I’ve seen misguided project managers insist on detailed record keeping of early development, with painful revision tracking for a myriad of informal design iterations.

What is in scope?

It’s easiest to answer this with the negative case.

In short, any development activity prior to verification is out of scope for design control.

Regulatory agencies don’t care about records of any development, prototyping, or experimentation performed prior to the start of verification.

Sure, you need to have development plans. This is when you need to establish your design inputs – what are the requirements of your design that will need to be verified later on in development? This is also the time to perform a preliminary hazard assessment to avoid major changes late in development.

But when it comes to the actual design outputs, such as CAD models, drawings, BOMs, tooling, and fixtures – anything goes!

Early prototyping and technical development should be done quickly, with rapid cycles of iteration. Engineers must not be constrained by the burden of documentation and record keeping for early design and experimentation.

When the design is finalized and ready for verification, only then should a formal design control process be implemented.

DESIGN FREEZE

“Design freeze” is the flag in the ground to deliberately demarcate the boundary at which design control is initiated. At this point, the design is formally released to a controlled state, in preparation for verification and validation. Once design freeze has occurred, all subsequent design revisions need to be reviewed and approved by the change control board.

However, even once design freeze has occurred, informal proposed design revisions may still be created and evaluated outside of design control. Revisions only need to be formalized in the DHF when a decision has been made to move forward with a proposed design change. There may be multiple proposed design revisions along parallel paths, with only one version moving forward as a formally controlled design change.

DOCUMENT DRAFTS

The same philosophy applies to DHF and DMR document revisions. Some quality managers insist on keeping detailed records of informal document reviews and draft revisions. This is a huge time sink, and isn’t required by regulatory agencies. Document drafts need not have any record of informal revisions and reviews. Formal document reviews only need to be performed on the proposed release version. Working document drafts are outside the scope of design control.

EQUIPMENT QUALIFICATION

The same philosophy applies to equipment qualification. I’ve seen quality managers insist that every piece of equipment in R&D be qualified. This is easiest for them, but toughest for everyone else, not to mention tough on the company’s operating expenses.
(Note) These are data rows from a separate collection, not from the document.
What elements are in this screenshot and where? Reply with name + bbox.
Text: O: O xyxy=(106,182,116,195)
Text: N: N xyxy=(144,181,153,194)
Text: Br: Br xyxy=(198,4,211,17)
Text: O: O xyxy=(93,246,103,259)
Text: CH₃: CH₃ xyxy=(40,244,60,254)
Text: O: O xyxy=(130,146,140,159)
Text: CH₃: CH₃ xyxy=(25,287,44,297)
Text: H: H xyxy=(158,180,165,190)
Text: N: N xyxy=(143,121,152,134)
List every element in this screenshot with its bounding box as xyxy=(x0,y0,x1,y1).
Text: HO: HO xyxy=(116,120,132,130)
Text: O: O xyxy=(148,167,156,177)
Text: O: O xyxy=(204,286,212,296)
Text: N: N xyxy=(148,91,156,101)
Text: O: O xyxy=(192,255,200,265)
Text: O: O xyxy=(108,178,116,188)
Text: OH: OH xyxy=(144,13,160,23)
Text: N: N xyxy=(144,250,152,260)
This approach should be avoided at all costs. Any equipment which is once qualified will invariably become part of an “equipment maintenance” program, which creates a perpetual burden to keep it qualified, even though that equipment may never contribute to the fabrication or verification of any controlled product. This task means job security for the quality department. But none of this perpetual work load will add one cent to the company’s bottom line. The more sensible approach is to intentionally qualify only that equipment which will contribute to a formal verification cycle. An effective training program and equipment labeling are sufficient to ensure unqualified equipment is not used for formal development and verification.